Yeah, it's one of them cheapie
wotsits based on
whatyamacallit-type game.
Usual sort of blobby things
legging it round a vast number
of rooms. You've got to trog
round avoiding them and
collecting the jobbies scattered
about. And all with only one
more life than the average cat.
But wait a mo... this one's triff! You'll need every trick in the book because programmer Mike Smith (no relation?) has used every one in his. Talk about split-pixel positioning - you often need to nudge right up into the attribute space of a killer baddie before you can make a dash past it. And some of the rooms require you to move at incredible speed as well as with super precision.

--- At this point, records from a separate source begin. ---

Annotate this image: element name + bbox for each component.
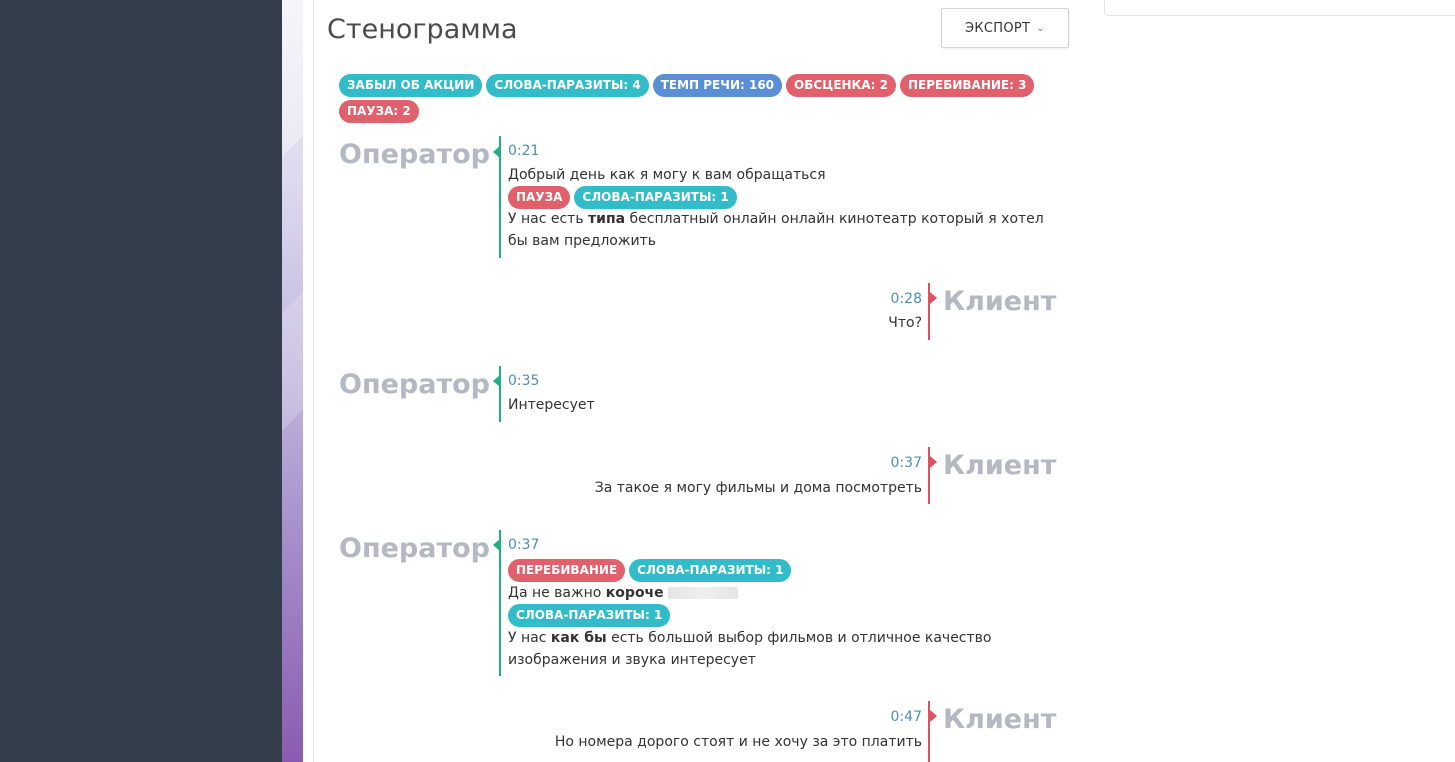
tag-speech-rate[interactable]: ТЕМП РЕЧИ: 160 <box>652 74 783 97</box>
message-tags: ПЕРЕБИВАНИЕ СЛОВА-ПАРАЗИТЫ: 1 <box>508 559 792 582</box>
tag-filler-words[interactable]: СЛОВА-ПАРАЗИТЫ: 1 <box>508 604 671 627</box>
message-bar <box>928 283 930 340</box>
text-part: У нас есть <box>508 211 589 227</box>
message-text: Да не важно короче <box>508 582 738 604</box>
speaker-label: Оператор <box>339 369 490 400</box>
summary-tags: ЗАБЫЛ ОБ АКЦИИ СЛОВА-ПАРАЗИТЫ: 4 ТЕМП РЕ… <box>339 74 1059 126</box>
message-text: Интересует <box>508 397 595 413</box>
speaker-label: Клиент <box>943 704 1057 735</box>
message-text: бы вам предложить <box>508 233 656 249</box>
tag-forgot-promo[interactable]: ЗАБЫЛ ОБ АКЦИИ <box>339 74 483 97</box>
tag-pause[interactable]: ПАУЗА <box>508 186 571 209</box>
text-part: бесплатный онлайн онлайн кинотеатр котор… <box>625 211 1044 227</box>
speaker-label: Клиент <box>943 450 1057 481</box>
text-part: У нас <box>508 630 551 646</box>
tag-filler-words[interactable]: СЛОВА-ПАРАЗИТЫ: 1 <box>574 186 737 209</box>
tag-filler-words[interactable]: СЛОВА-ПАРАЗИТЫ: 4 <box>486 74 649 97</box>
speaker-pointer <box>930 710 937 722</box>
redacted-text <box>667 587 738 599</box>
message-text: Но номера дорого стоят и не хочу за это … <box>554 734 922 750</box>
right-panel-card <box>1104 0 1455 16</box>
summary-tags-row: ПАУЗА: 2 <box>339 100 1059 123</box>
speaker-label: Клиент <box>943 286 1057 317</box>
message-bar <box>928 701 930 762</box>
message-bar <box>499 530 501 676</box>
message-time[interactable]: 0:37 <box>508 537 539 553</box>
message-time[interactable]: 0:47 <box>891 709 922 725</box>
tag-interruption[interactable]: ПЕРЕБИВАНИЕ: 3 <box>899 74 1035 97</box>
message-text: изображения и звука интересует <box>508 652 756 668</box>
text-part: Да не важно <box>508 585 606 601</box>
message-bar <box>499 366 501 422</box>
tag-pause[interactable]: ПАУЗА: 2 <box>339 100 419 123</box>
speaker-pointer <box>930 292 937 304</box>
highlighted-word: короче <box>605 585 664 601</box>
message-text: За такое я могу фильмы и дома посмотреть <box>594 480 922 496</box>
highlighted-word: как бы <box>550 630 607 646</box>
message-text: Что? <box>888 315 922 331</box>
tag-obscenity[interactable]: ОБСЦЕНКА: 2 <box>786 74 896 97</box>
message-text: Добрый день как я могу к вам обращаться <box>508 167 826 183</box>
content-divider <box>313 0 314 762</box>
tag-filler-words[interactable]: СЛОВА-ПАРАЗИТЫ: 1 <box>629 559 792 582</box>
speaker-label: Оператор <box>339 139 490 170</box>
message-time[interactable]: 0:28 <box>891 291 922 307</box>
page-title: Стенограмма <box>327 14 518 45</box>
decorative-strip <box>282 0 303 762</box>
speaker-label: Оператор <box>339 533 490 564</box>
message-bar <box>499 136 501 258</box>
message-text: У нас как бы есть большой выбор фильмов … <box>508 627 991 649</box>
highlighted-word: типа <box>588 211 626 227</box>
message-time[interactable]: 0:37 <box>891 455 922 471</box>
message-tags: ПАУЗА СЛОВА-ПАРАЗИТЫ: 1 <box>508 186 737 209</box>
speaker-pointer <box>930 456 937 468</box>
message-bar <box>928 447 930 504</box>
chevron-down-icon: ⌄ <box>1036 22 1045 34</box>
left-sidebar <box>0 0 282 762</box>
tag-interruption[interactable]: ПЕРЕБИВАНИЕ <box>508 559 626 582</box>
summary-tags-row: ЗАБЫЛ ОБ АКЦИИ СЛОВА-ПАРАЗИТЫ: 4 ТЕМП РЕ… <box>339 74 1059 97</box>
message-tags: СЛОВА-ПАРАЗИТЫ: 1 <box>508 604 671 627</box>
export-button-label: ЭКСПОРТ <box>965 20 1031 36</box>
message-text: У нас есть типа бесплатный онлайн онлайн… <box>508 208 1044 230</box>
message-time[interactable]: 0:35 <box>508 373 539 389</box>
export-button[interactable]: ЭКСПОРТ ⌄ <box>941 8 1069 48</box>
text-part: есть большой выбор фильмов и отличное ка… <box>606 630 992 646</box>
message-time[interactable]: 0:21 <box>508 143 539 159</box>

But the mix of easy-peasey, fiendishly difficult and downright impossible is really well balanced to get you started quickly and then keep you glued to your set for days. There's 64 so-and-sos to collect, of which you need 60. But they're scattered through over 200 rooms, including an extensive forest maze. So rest assured this ain't no ten-minute wonder. As the title might suggest, the plot's a teensy bit weak and the vaguely plausible rooms rapidly degenerate into sub-Jet Set Willy humour and complete weirdities. There's even a little moralising: a 'Drugs' room full of 'Say No' signs, that leads, among others, through 'Driving Drunk' to 'Killer Fags'. This last one's a toughie - the fag packets littered around are lethal (unlike the background graphics in other rooms) and the only exit throws you back into the path of a hypodermic in 'Drugs', where you'll soon get the point! Okay graphics, okay sound, okay with a joystick (better with a rubber keyboard) and about as original as sliced bread but utterly addictive, incredible fun and a steal at £2.99. Well worth a thingimajig... dooberries this juicy don't grow on trees you know.